In a move that made the headlines of all major digital currency news agencies, Brawker announced on its blog that the company is closing at the end of April:

“We are sorry to inform you that we will not be continuing the service any longer. We have tried to keep Brawker running for as long as possible, and put a lot of time and effort into it.”

Sadly, bitcoin users are accustomed to stories about scams and hacks. As CoinFox previously reported, bitcoin scams have cost the economy $11 million over the past three years. But this time, the closure is not the result of a scam or a hackers’ attack. The once popular bitcoin marketplace is closing its doors simply because they feel the growth rate is insufficient. They state that “though Brawker has a lot of happy users, all good things have to come to an end”. Customers will have until the end of April to finish all their outstanding orders and withdraw their money.
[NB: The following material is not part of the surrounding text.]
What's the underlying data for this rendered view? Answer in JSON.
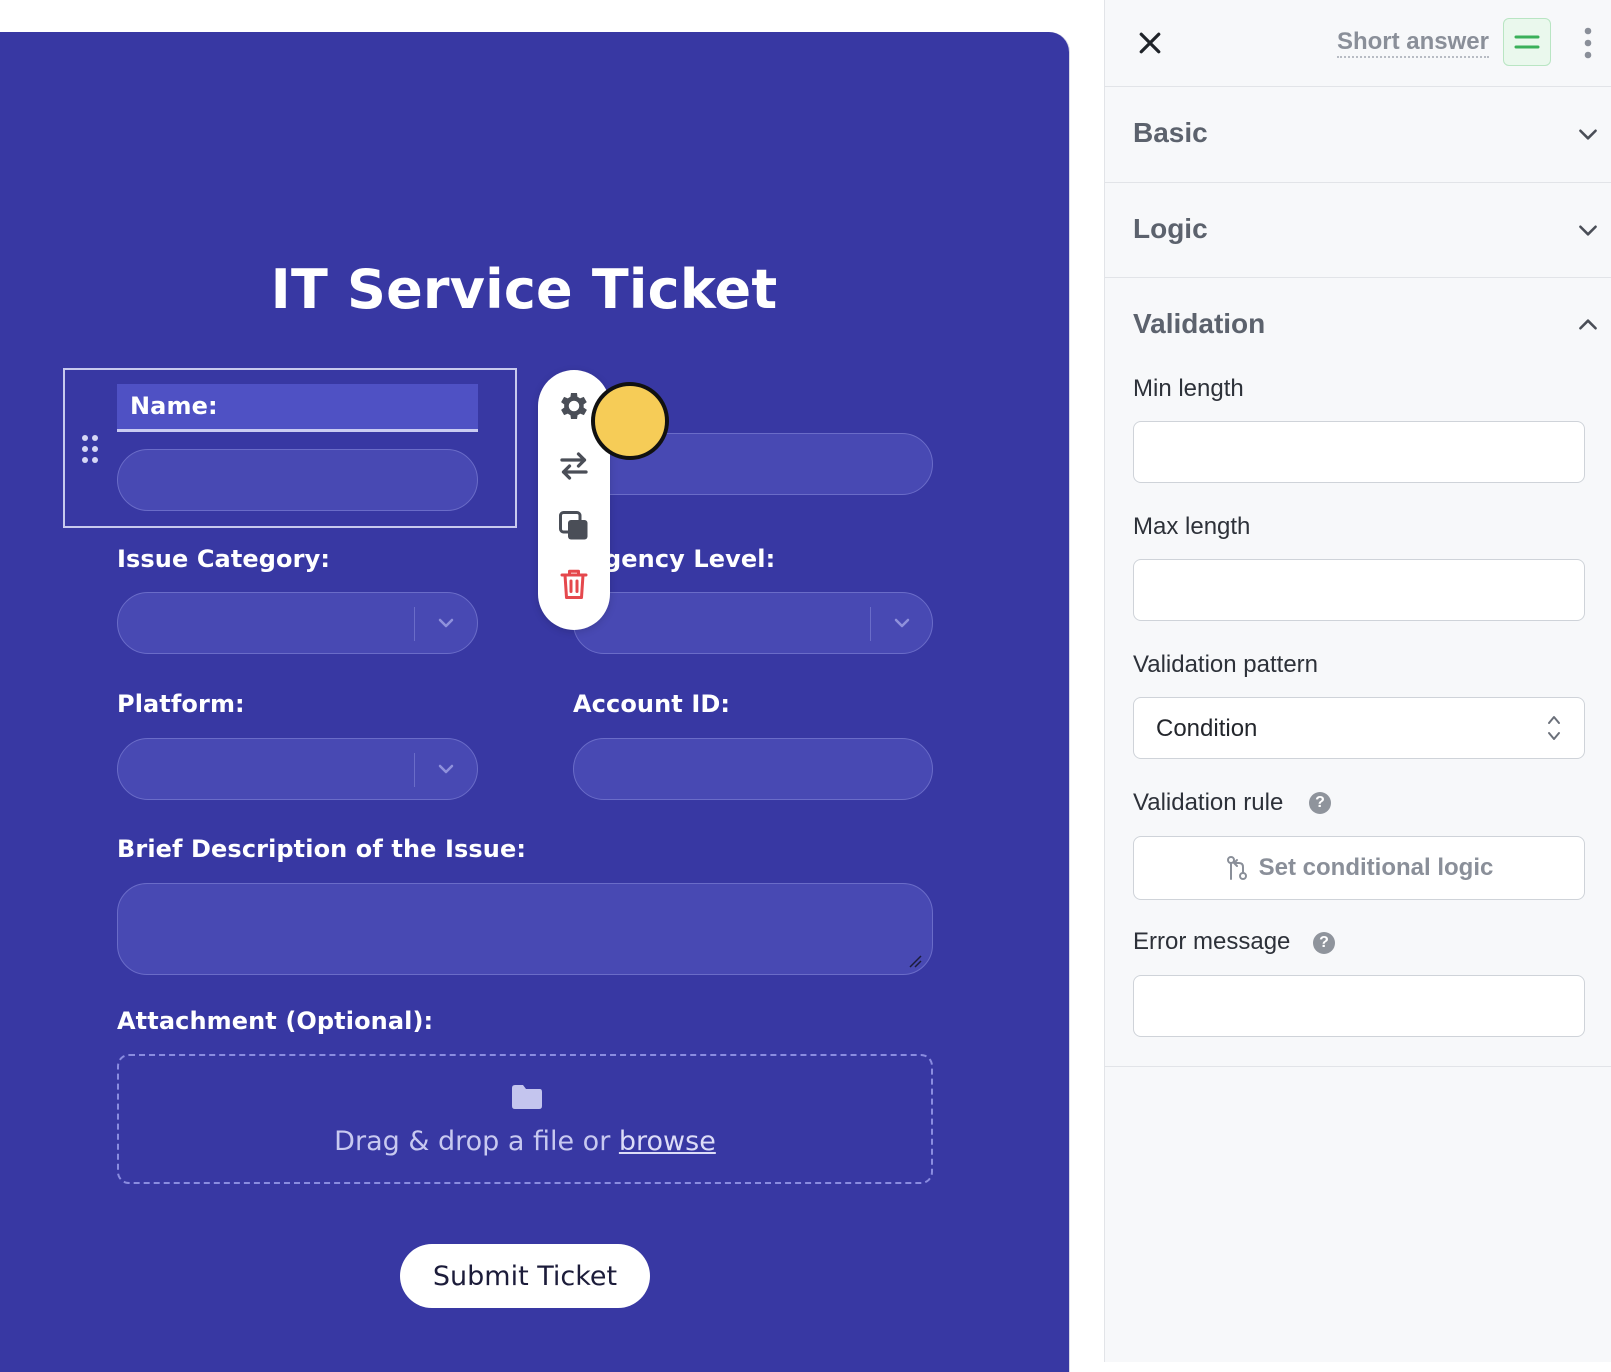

Brawker was one of the first bitcoin companies to decentralize their bitcoin buying service and integrate multi-signature bitcoin transactions. It made it possible for customers to buy bitcoins and spend them on various goods. At the end of 2013, when it was founded, there were few merchants who had adopted bitcoin and the company was really popular, says the Bitcoin Magazine. However, as Brawker’s blogpost notes, “the bitcoin community came up with many great startups and the environment is very different from what it was 18 months ago, when we started working on this project.”


While the speed of changes is an important factor for consumer-oriented bitcoin applications, it is even more crucial for the bitcoin mining industry, says Guy Corem, the CEO of the mining company Spondoolies-Tech. In a recent interview for Cointelegraph, he stated that “the pace of development in the bitcoin world is unlike any other industry” and the competition between bitcoin miners is similar to an arms race.

From his point of view, “the price of bitcoin is only one of the parameters that determine the profitability of mining”. Even at low prices, bitcoin mining can be profitable. Efficiency and quick response to changes are much more important:

“At this point, it is safe to say that in a few months only the companies with the strongest engineering teams will survive. In this industry and with current costs one mistake is all it takes.”

CoinFox recently reported on problems experienced by both both customer-oriented and mining companies. At the end of January, a major mining company, CoinTerra, declared its bankruptcy. More recently, another mining company, GAW Miners, was accused by the Mississippi Electric Company of failing to pay for electricity and was sued for $350,000. A week ago, the US-based bitcoin exchange Buttercoin closed its doors.